Eric Girard nous a néanmoins habitués à de belles surprises, grâce à des prévisions prudentes. Au budget de mars dernier, il projetait un déficit structurel de 6,5 milliards, mais ce déficit s’avérera finalement inférieur de 2,5 milliards, à 4,0 milliards, selon le minibudget.

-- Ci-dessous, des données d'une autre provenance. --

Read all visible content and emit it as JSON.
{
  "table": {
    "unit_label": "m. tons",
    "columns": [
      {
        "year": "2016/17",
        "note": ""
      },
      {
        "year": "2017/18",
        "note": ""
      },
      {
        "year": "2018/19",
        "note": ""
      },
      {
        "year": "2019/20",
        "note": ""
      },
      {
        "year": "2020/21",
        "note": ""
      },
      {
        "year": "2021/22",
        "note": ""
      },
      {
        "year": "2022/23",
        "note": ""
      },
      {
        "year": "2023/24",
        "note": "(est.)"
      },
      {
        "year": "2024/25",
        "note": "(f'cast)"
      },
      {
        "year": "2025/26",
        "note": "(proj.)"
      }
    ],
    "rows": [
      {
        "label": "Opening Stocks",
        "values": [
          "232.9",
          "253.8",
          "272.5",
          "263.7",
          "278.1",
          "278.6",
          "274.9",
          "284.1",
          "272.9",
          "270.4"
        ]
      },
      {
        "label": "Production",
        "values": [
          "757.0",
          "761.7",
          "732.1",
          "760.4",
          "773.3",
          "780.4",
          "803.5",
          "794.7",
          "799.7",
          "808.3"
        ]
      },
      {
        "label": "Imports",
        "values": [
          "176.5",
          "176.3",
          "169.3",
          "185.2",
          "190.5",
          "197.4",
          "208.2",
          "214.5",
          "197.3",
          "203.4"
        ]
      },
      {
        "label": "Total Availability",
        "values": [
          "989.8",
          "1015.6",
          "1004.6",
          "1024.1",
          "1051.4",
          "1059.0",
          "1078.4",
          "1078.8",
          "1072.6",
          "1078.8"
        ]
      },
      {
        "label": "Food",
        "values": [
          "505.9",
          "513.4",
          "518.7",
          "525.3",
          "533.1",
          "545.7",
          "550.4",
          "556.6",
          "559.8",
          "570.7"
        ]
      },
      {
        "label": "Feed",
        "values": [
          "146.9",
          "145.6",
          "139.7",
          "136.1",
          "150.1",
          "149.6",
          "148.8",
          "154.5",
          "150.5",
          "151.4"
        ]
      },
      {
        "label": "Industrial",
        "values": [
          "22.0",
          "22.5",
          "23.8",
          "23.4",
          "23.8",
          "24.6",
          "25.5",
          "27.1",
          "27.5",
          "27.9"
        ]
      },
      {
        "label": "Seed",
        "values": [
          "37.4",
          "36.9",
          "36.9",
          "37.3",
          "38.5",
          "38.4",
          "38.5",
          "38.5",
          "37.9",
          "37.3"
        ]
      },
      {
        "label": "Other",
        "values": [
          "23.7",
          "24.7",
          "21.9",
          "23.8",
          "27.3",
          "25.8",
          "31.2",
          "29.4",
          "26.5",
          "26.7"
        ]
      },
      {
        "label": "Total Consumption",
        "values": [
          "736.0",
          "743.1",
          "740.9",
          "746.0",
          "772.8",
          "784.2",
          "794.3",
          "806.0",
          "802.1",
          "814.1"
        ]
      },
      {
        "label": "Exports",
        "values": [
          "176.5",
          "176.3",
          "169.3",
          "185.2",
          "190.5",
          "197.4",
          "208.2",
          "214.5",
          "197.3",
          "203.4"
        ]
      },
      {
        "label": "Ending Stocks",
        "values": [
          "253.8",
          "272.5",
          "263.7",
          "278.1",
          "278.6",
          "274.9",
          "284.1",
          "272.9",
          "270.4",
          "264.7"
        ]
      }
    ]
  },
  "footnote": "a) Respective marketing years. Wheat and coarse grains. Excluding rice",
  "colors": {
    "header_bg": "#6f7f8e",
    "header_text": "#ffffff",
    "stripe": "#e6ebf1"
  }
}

Environ 80 % de ce dégonflement vient du boom des recettes, grâce à la force de l’économie du Québec, et 20 %, du transfert d’Ottawa pour les garderies.

Et vérification faite, le minibudget a des prévisions de croissance réelle du PIB un peu plus modestes que la moyenne du secteur privé sur 5 ans (2,9 % par année au lieu de 3 %), ce qui peut lui donner un petit coussin.

Le ministre des Finances espère que ce boom de l’économie se poursuivra, ce qui permettrait de réduire encore significativement les 4,0 milliards dits structurels, avenue plus joyeuse qu’une compression des dépenses.

Cela dit, il faudra bien qu’elle y soit, cette croissance, si le Québec veut combler d’ici 15 ans l’écart de niveau de vie de 12,9 % avec l’Ontario. Un écart favorisant l’Ontario existe depuis 1926, dit le ministre (il était de 16,4 % en 2017).

Pour y arriver, le gouvernement doit trouver des solutions au problème de l’heure, soit la pénurie de main-d’œuvre. L’énoncé économique propose bien des mesures pertinentes, mais trois des cinq secteurs visés sont dans le secteur public (santé, éducation, garderies), ainsi que deux tiers des fonds. Or, dans le contexte actuel, le personnel qu’on attire dans le secteur public, même si c’est essentiel, vient réduire la main-d’œuvre disponible dans le secteur privé, qui est créateur de richesse.

Oui, le ministre aidera les secteurs de la construction, du génie et de l’informatique à combler leur rareté de main-d’œuvre, mais pas vraiment les autres. Et il n’aborde pas notre gestion chaotique de l’immigration, qui est essentielle dans cet enjeu de pénurie.